Rachel vit que la main gauche de l’homme, qui était posée sur la cheminée, se mettait à trembler et elle distingua le petit bruit que faisait le métal d’une bague contre le marbre.
Et, soudain, l’homme fit demi-tour pour se trouver en face de Rachel et la mieux voir. Mais il le fit avec cette rapidité que l’on met, quand on perd de l’œil un adversaire redoutable et qu’on craint d’être frappé par lui durant la seconde où on ne l’immobilise plus avec le regard.
Face à face avec Rachel, seulement séparé d’elle par la table à jeu, il la considéra avidement. Et celle-ci, lucide, constata qu’il était en bras de chemise et sans col, que le tissu de cette chemise était dans une soie très fine et débordait de son pantalon tendu par son gros ventre soulevé. Elle nota que ses mains étaient chargées de bijoux et que sa poitrine était affreusement velue.

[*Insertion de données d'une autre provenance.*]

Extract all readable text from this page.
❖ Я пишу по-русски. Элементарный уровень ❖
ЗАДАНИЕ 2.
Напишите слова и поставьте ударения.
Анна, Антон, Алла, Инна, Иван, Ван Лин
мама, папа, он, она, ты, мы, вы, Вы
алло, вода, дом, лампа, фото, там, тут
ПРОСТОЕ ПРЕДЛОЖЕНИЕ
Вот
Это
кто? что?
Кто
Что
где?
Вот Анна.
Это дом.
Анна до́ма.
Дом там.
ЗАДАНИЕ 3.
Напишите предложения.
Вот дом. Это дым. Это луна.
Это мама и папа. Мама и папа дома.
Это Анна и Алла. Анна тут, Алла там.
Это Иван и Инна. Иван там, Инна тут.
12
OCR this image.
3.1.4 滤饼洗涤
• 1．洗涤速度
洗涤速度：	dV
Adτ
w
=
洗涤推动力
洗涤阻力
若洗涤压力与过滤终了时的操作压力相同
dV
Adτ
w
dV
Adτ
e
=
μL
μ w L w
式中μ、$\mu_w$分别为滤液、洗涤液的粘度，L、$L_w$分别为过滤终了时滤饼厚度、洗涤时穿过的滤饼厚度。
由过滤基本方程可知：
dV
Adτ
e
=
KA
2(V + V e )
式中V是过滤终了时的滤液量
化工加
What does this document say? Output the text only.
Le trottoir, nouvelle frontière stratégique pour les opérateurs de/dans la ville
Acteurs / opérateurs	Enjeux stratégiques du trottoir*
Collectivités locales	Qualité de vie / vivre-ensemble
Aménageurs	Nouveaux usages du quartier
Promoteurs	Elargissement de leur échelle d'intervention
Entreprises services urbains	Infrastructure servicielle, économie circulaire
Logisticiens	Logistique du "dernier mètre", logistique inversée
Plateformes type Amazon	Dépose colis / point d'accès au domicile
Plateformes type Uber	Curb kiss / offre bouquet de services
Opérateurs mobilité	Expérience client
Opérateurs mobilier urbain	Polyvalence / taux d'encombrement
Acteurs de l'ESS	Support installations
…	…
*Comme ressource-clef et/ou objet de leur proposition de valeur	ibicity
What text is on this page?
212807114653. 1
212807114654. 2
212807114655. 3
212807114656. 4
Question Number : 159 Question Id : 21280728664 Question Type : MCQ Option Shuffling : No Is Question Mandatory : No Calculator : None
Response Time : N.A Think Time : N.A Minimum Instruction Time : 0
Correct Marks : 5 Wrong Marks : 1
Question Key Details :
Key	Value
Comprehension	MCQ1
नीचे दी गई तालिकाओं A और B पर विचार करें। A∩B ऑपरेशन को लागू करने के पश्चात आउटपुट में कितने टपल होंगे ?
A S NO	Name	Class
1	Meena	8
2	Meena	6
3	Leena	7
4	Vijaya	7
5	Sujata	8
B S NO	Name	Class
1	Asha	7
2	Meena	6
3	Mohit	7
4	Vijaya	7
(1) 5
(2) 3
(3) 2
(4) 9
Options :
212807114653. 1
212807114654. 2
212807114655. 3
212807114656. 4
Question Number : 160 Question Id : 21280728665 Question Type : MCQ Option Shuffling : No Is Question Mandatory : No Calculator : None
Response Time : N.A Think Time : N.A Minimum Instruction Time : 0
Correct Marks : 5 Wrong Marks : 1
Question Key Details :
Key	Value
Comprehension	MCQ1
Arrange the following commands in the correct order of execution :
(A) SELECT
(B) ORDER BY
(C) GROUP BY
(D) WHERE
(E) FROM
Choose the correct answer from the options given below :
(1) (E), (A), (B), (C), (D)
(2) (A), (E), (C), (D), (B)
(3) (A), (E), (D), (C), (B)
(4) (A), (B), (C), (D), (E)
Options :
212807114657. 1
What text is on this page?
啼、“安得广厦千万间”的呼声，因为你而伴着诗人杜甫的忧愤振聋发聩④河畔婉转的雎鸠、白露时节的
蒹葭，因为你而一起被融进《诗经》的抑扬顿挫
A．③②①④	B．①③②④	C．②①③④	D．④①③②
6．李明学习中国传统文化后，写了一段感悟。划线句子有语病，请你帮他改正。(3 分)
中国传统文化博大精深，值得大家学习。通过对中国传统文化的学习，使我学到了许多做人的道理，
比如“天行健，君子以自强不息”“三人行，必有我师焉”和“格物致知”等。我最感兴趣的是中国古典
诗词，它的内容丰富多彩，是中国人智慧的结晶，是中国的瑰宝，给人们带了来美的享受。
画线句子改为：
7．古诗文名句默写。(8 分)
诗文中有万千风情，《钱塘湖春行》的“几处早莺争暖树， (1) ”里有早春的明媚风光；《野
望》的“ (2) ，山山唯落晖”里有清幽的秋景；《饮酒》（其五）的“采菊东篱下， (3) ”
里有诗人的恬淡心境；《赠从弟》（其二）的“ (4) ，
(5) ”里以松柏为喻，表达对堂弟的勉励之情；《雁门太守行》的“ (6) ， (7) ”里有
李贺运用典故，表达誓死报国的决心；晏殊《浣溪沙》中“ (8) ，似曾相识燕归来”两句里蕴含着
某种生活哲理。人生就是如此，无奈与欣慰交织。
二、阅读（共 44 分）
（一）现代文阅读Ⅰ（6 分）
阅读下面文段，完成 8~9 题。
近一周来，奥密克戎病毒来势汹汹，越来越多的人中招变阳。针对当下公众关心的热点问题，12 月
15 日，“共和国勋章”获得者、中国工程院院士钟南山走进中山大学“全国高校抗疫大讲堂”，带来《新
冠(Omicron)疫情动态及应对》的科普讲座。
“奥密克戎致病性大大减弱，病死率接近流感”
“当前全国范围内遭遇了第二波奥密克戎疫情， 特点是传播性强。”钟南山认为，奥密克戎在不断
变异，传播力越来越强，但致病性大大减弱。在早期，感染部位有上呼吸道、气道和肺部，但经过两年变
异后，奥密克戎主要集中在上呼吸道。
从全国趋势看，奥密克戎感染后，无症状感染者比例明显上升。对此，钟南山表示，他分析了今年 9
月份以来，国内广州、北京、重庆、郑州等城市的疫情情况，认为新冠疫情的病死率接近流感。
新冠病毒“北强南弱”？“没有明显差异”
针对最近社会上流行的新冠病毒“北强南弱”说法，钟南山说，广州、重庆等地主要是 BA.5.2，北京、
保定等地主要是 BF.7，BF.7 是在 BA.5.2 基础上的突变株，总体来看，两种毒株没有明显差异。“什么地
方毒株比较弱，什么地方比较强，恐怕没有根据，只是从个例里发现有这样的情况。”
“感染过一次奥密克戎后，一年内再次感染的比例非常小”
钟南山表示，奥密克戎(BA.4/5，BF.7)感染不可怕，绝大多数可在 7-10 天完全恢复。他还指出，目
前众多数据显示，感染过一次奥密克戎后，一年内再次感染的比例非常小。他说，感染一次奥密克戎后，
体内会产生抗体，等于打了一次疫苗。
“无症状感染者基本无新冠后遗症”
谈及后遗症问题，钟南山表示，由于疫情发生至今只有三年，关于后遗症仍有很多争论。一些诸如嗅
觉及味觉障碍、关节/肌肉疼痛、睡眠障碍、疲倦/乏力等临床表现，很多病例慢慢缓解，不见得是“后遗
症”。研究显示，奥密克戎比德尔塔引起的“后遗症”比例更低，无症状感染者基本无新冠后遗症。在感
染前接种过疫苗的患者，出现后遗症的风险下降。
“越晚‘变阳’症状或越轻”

Mais la terreur de l’homme ne faisait qu’augmenter par la contemplation de la jeune fille. Son visage exprima qu’il avait la confirmation d’une chose redoutée quand il regardait dans le miroir, d’une chose redoutée peut-être depuis longtemps et entrevue dans le miroir des méditations. Il quitta à nouveau les yeux de Rachel pour regarder à sa droite une porte près de la cheminée et il fut visible qu’il pensait à quitter précipitamment la chambre. Mais il se rappela que cette porte était celle d’un cabinet de toilette qui n’avait pas d’autre issue et d’un geste rapide, en laissant échapper un bruit rauque de sa gorge, il saisit par le goulot une des bouteilles de champagne qui étaient sur la table et il l’arracha de son seau.
Il avait maintenant une arme. Mais le danger qu’il courait et contre lequel il voulait se défendre, était si inconcevable, d’une si inéluctable nature, qu’il se jugeait tout de même bien faible, bien chétif. Collé à la cheminée, sa main gauche en avant et battant l’air pour se protéger, il était plus pitoyable que terrible, il apparaissait si peu redoutable que Rachel ne songea pas à se protéger contre la bouteille de champagne et que même elle sentit s’évanouir en elle toute velléité de départ.
Le souffle qui sortait de la poitrine de l’homme épouvanté devint moins précipité, ses yeux s’écarquillèrent moins, il reposa lentement la bouteille sur la table. La réflexion intérieure pacifia ses traits, consolida ses membres, lui rendit l’usage, un instant annihilé, de sa pensée. Il considéra tour à tour les meubles, les deux couverts sur la table et ses yeux s’arrêtèrent sur la soie maculée du lit comme sur un reposoir bienveillant. Il remua avec lenteur la tête de haut en bas et Rachel comprit qu’il évoquait des souvenirs, faisait des rapprochements, pesait le poids de quelque coïncidence inconnue d’elle où sa ressemblance avec une autre femme devait jouer un rôle.
L’homme esquissa vers Rachel un geste mal assuré, prudent, comme s’il avait voulu la toucher du doigt, afin de s’assurer de la réalité de sa forme. Il n’acheva pas, sentant le ridicule d’un tel geste. Il ouvrit la bouche pour émettre une phrase explicative, mais il se rendit compte de son impossibilité à s’exprimer. Il balbutia tout de même :
— Je vous demande pardon.
Le son de sa propre voix le troubla, remua ses nerfs. Il se laissa tout à coup tomber sur une chaise. Ses traits se revêtirent de cette expression puérile, faite de laideur et de rajeunissement que donnent les larmes aux hommes vieillissants.
A ce moment, aux carreaux de la fenêtre cachée par des rideaux, claqua une large rafale de pluie et le chant des grenouilles monta, plus distinct, comme un hymne désespéré.